In Silicon Post-Quantum Encryption Accelerator based on Learning with Errors

Introduction

Asymmetric encryption is an essential technology in today’s hyperconnected society. We rely on asymmetric encryption schemes to secure our communications every day. We also rely on asymmetric encryption in cutting edge finance tech as it fundamentally enables authenticating transactions on the blockchain. Current asymmetric encryption schemes are vulnerable to attacks from quantum computers via Shor’s Algorithm. The theory for this algorithm has existed for quite a while now, but no quantum computer sufficiently capable of utilizing the algorithm at production scale has yet to be constructed. Regardless, it is important that we ensure that our encryption schemes are quantum computer resistant since encrypted data can be collected today and stored until sufficient compute resources exist to decrypt the data. As such, many so called “post-quantum” encryption schemes have been invented and even implemented in production.

The extreme frequency at which today’s large data centers compute asymmetric encryption kernels combined with the computational complexity of said kernels establish a great need for hardware accelerators for this task. By moving these kernels to dedicated hardware, we have been able to slash power consumption and computation time required for encryption workloads.

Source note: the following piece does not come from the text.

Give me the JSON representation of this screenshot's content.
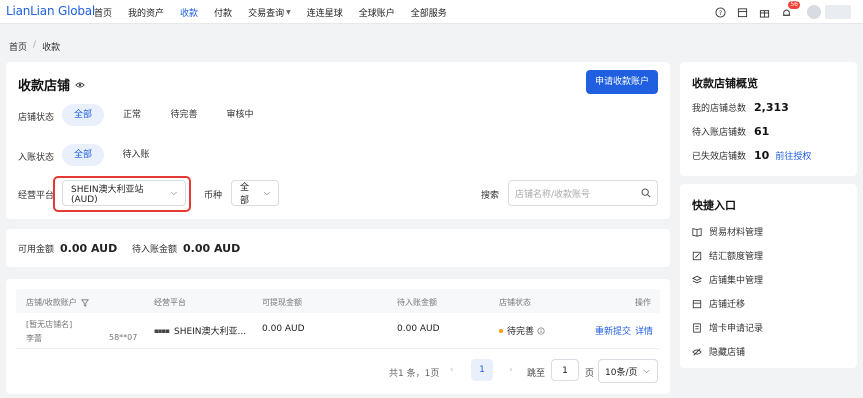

As we begin to migrate towards post-quantum encryption schemes, new accelerator architecture will need to be developed to support said schemes. Several published papers have recognized this need and have demonstrated significant speed-ups by deploying to FPGA’s, but to the author’s best knowledge, the field has yet to explore the potential for speed-ups and efficiency boosts from implementing these accelerators in silicon. This work aims to evaluate silicon implementations of lattice based encrytion schemes.

Implementation

Top Level Diagram

Top Level Diagram

The top level design attempts to take advantage of redundancy in order to reduce silicon area cost. Since both encryption and decryption modes require an efficient modulus operator, the block is implemented once and interfaces with circuitry for each mode. Message encryption and public key-gen also both require a stream of random input bits. For this reason the random number generator is also implemented once and interfaces with the key-gen and encryption circuitry.

Aside from this, operation mode controller handles propagating control signals throughout the system in order to ensure shared blocks are properly coordinated with the rest of the chip.

Encryption Mode

Encryption Mode Diagram

When encrypting a message using the learning with errors method, the circuit needs to generate a new matrix row using the public key matrix rows. To do this, it generates a vector of random coefficients using a random number generator, then computes the sum of each row of the public key matrix multiplied by the corresponding random coefficient. The message bit is then added to the newly constructed equation’s sum after passing through the mod operator.

Decryption Mode

Decryption Mode Diagram

When decrypting a message, the circuit computes the dot product of the encrypted message (which is in the form of a row vector) with the private key (which is in the form of a column vector and is the true solution to the public system of equations). The difference between the provided sum and the real sum is calculated and compared to (Q/2) which gives us the plain-text bit.

Public Key Generation

Public Key Generation Diagram

In order to generate a public key, an entire matrix of equations must be generated from a randomly generated solution vector. Once a true system of equations has been randomly generated, noise is sampled and added to the last column in the matrix. The modulus operator is then applied to the last column in the matrix and the public key has been generated.

Modulus Operator

Modulus Operator FSM

The modulus operator is an essential block in this system. This block is used in more than one operating mode, and thus it is implemented once and re-used in order to save silicon area. The mod operator is implemented as a state machine also to save silicon area. Implementing as a state machine means that more clock cycles will increase linearly as a function of the bit length difference between the operands [1].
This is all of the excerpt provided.